Tuesday, September 17, 2024

I Am The Judge

So they made me a judge. Of a dance contest. Either that or a drama contest. To put this into perspective, I have no experience in either. 

I am a terribly boring person when it comes to the stage. I don’t exactly love it. It is true that I have made my peace with the stage in terms of public speaking. I am not good in it but I have refined my 5 minutes extempore speeches. You learn it in the job. Even then, in terms of statesmanship, I probably am not even a camp site.

Take all these into the equation and the other day, I started musing on judging. Believe me, judging is something I do on the daily. I am not always vocal about it, though, because if I were, I’d have a lot of enemies. You learn to keep quiet as an adult. It’s just survival.

So, judging. A lot of times, people say as Christians, we aren’t supposed to judge. I don’t think that’s entirely true. Jesus never said to not judge. He said: be careful not to judge when you aren’t cleared of the same charge. Judge not, he said, lest you be judged by the same measure. And then he said: be pure like me. So essentially, dont judge sanctimoniously. Much more importantly, don’t be a hypocrite.

But me being me, and not always the most morally upright, I have convinced myself that the loophole here is: if I am not guilty, I can judge. And let’s be honest, if we don’t judge, how is society supposed to function?

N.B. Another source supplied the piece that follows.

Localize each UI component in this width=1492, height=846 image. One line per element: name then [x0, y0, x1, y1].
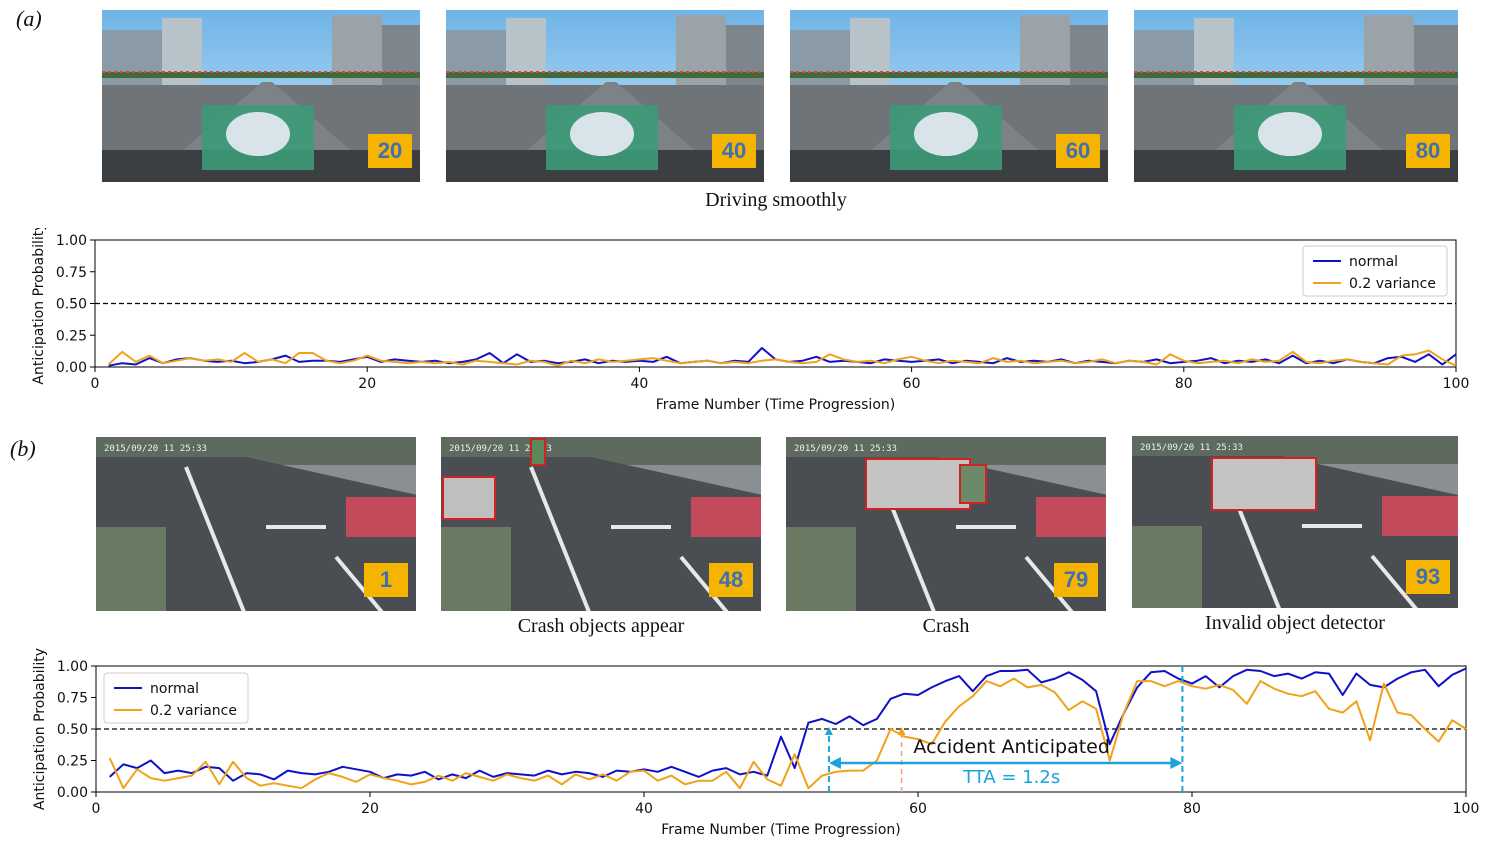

In college level Sociology, we talked about crime a lot. We always said crime is that which offends the sensibility of the collective. In itself, a person taking bread from a counter is not a crime. But if that bread was on the counter because someone else was selling it, and the first person hadn’t paid for the bread, it becomes a crime because they’d be offending the generally accepted rule that you have to pay for the bread that the second person was selling. That’s how even when you have killed a person, which is easily the biggest no-no of human actions, if you can prove that you have done it in self-defence, it is not a crime; it does not offend the sensibility of the collective.

It's just nuances. Rules sew the society together. Without rules, we fall apart. Sometimes, the rules are suggestions. There’re layers of it even. Norms. Mores. Guidelines. Regulations. Crimes. Sins, too, maybe? Although that last one is very – almost exclusively – Christian-coded.

So yes, my stand on judging is that if I don’t do the crime, I can judge. And I can even judge mercilessly if I do that only with my sisters and my best friends and I know my judgment and righteous condemnation will not be made public. To my detriment. 

One of my favourite go-to clichés about judging is that if you live in a glass house, you should not throw stones. If you can’t maintain your house, don’t try to expose someone else’s mismanagement of theirs. If you have dirty laundry, don’t air out other people’s. It’s just a rule of thumb. You should not try to make yourself look good by making someone else look bad.

So that being said, seeing as I can neither dance nor act on stage, nor do I know anything about dancing or acting, either amateurly or professionally, I think I’ll just go enjoy the art and award points liberally. Ethically coded, no? Score some brownie points with the Universe, even? No?